I get closer and closer to the lifeguard tower. I’m super close today because there is really no surf to avoid. As I look up and out onto the cliffs along Monarch, the colors seem so vibrant. The green of the brush against the bare brown dirt and all the houses along the top with the rich blue sky and water occupying 80% of the scene.

I pass the point. The water feels a touch cooler today but still very reasonable. I keep swimming and swimming and swimming. I avoid looking inshore. I don’t want to see those bathrooms because that would mean I need to turn around. I do look straight ahead and those Monarch cliffs are getting closer. I’d really like to swim all the way to that small beach about two thirds of the way to the end of the point. I just don’t have the time today.

I’m entering Lobster buoy territory now so I know I must be near or at the golf coarse. The buoys are sprawled out like a mine field. Well I guess if I was a Lobster, that would be a fitting analogy. Just a little farther…surely I can stay just a little while longer.

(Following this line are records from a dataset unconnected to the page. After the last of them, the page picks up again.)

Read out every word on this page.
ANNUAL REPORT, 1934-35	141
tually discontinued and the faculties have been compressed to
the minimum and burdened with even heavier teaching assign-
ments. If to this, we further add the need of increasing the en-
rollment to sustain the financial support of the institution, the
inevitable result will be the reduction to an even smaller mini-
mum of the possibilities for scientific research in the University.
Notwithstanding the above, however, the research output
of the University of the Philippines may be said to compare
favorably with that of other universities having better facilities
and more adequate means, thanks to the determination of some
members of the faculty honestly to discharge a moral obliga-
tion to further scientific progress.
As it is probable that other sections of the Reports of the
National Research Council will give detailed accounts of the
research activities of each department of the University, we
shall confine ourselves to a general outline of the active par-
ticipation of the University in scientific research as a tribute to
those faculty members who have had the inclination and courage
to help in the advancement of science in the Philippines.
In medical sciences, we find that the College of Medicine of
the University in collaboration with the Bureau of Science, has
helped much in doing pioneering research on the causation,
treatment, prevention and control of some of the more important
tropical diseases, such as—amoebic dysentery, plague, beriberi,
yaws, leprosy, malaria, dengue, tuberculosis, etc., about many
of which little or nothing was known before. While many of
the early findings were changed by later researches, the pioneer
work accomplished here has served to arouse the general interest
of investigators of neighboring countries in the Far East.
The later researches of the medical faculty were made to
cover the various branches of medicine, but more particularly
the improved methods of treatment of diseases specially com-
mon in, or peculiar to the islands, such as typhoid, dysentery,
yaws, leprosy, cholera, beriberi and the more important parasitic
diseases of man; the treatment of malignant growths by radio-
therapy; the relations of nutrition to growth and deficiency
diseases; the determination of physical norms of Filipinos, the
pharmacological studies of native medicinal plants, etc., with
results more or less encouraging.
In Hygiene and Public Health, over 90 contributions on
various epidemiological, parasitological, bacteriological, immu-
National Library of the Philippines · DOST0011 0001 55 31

I am almost in front of the beach club and that is a sign that I have to turn back.

I head south and I can see the beach now. That beach enters my vision like a drug and calms my nerves. It enters through the eyes and wraps around my mind and then follows the vegas nerve to my heart. I feel it radiating all throughout my chest. For these next few minutes, the beach makes up the entire circumference of the Earth and this moment fills all history and expands out to eternity.

The beach slowly glides by. I arrive at the large lawn between the parking lot and the snack shop, the green glows bright offset by the shade of the cliff below the Ritz Carlton. The water has been smooth all morning just like the last two days and looks like I am swimming through a mirror of butter. I look out toward Dana Point and the edge of the bluff collapses and lengthens as the water gently moves up and then down. It’s as if the crust of the Earth on the ocean floor is alive and breathing - giving life to the water, giving life to me and anything else that enters it.

I can see the end of the point just past the lifeguard tower approaching. I see small waves breaking right in front of it. Again I come in close and I adjust my aim to try and come even closer. Soon the tower is behind me and I have passed from one beach to another.

I’m swimming along the block of houses on the western edge of Niguel Shores. I’m beginning to notice a very subtle change in hue. The sky in front of me still looks as blue as can be but there is an ever so slight silver tint. I look up and to the south and there is that fog bank. It has found me and determined to consume this beach. This is all fine. I’m pretty much done here. It dominates the southern third of the horizon just past the headlands and I’m pretty sure I’ll have sunshine overhead all the way to the shore and up the stairs.

This turns out to be an accurate prophesy. I swim all the way to the ramp. The water does not have the stunning clarity it had yesterday but it is still more than nice. As I climb the stairs, it feels like that fog is chasing me down. When I get to the top, it has reached the southern shore. Salt Creek is still clear, but looking south, it feels like the seasons have turned.

As I drive home down PCH, the fog thickens and has completely enveloped Doheny and the cliff along Capo Beach. I climb up to the Palisades and it is blue skies once again. I run a quick errand at the CVS pharmacy in San Clemente. Looking west behind the shops, you can see that fog bank like a vapor floating below blue sky.

I get home and check out the Strands web cam. I can’t see a thing.